The committee report, published on Wednesday, said the loss of EU funding could put Welsh agriculture at risk – and that manufacturing could be hit hard without a comprehensive trade deal.
Peers said the Welsh economy was heavily dependent on exports to the EU, operating a £2.25bn trade surplus with EU member states, against a £2.3bn trade deficit against non-EU countries.
They highlighted “acute concern” that EU funding for the poorest parts of Wales would not be fully replaced by the Barnett formula, which allocates UK government funding to the four nations according to population.
The report said Brexit means that “it is now time finally to bite the bullet and replace the Barnett Formula” with a needs-based funding arrangement.
It also said powers over farming and environmental protection should return from Brussels to Cardiff rather than Westminster, as the UK government intends as a temporary measure.
First Minister Carwyn Jones welcomed the findings and said the UK government “cannot simply continue to put its head in the sand”.
“As the report notes, we have repeatedly tried to engage with the UK government and have put forward constructive proposals about how we can deliver a Brexit which honours the result of the referendum, safeguards the economy and respects devolution,” he said.
“I once again urge them to give serious consideration to our policy paper on Brexit and Devolution, which offers a workable blueprint for a major constitutional renewal of the UK.”
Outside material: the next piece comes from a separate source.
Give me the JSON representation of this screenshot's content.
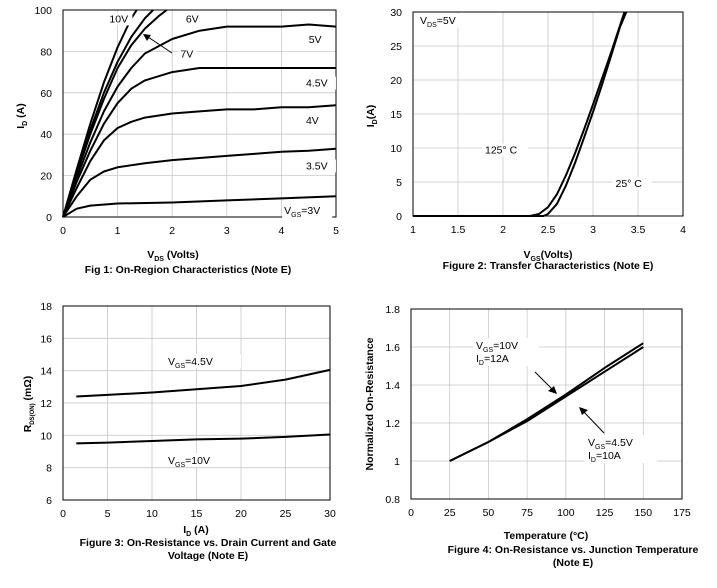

A UK government spokesman said: “We have been clear that the Repeal Bill will not take away any decision making powers from the devolved administrations immediately after exit.
“Instead, to protect the UK internal market, some decision making powers being transferred into UK law will be held temporarily to allow intensive discussion and consultation with the devolved administrations.
“As the Secretary of State for Exiting the European Union has made clear, it is our expectation that the outcome of this process will provide a significant increase in the decision-making power of each devolved administration and we are committed to positive and productive engagement.”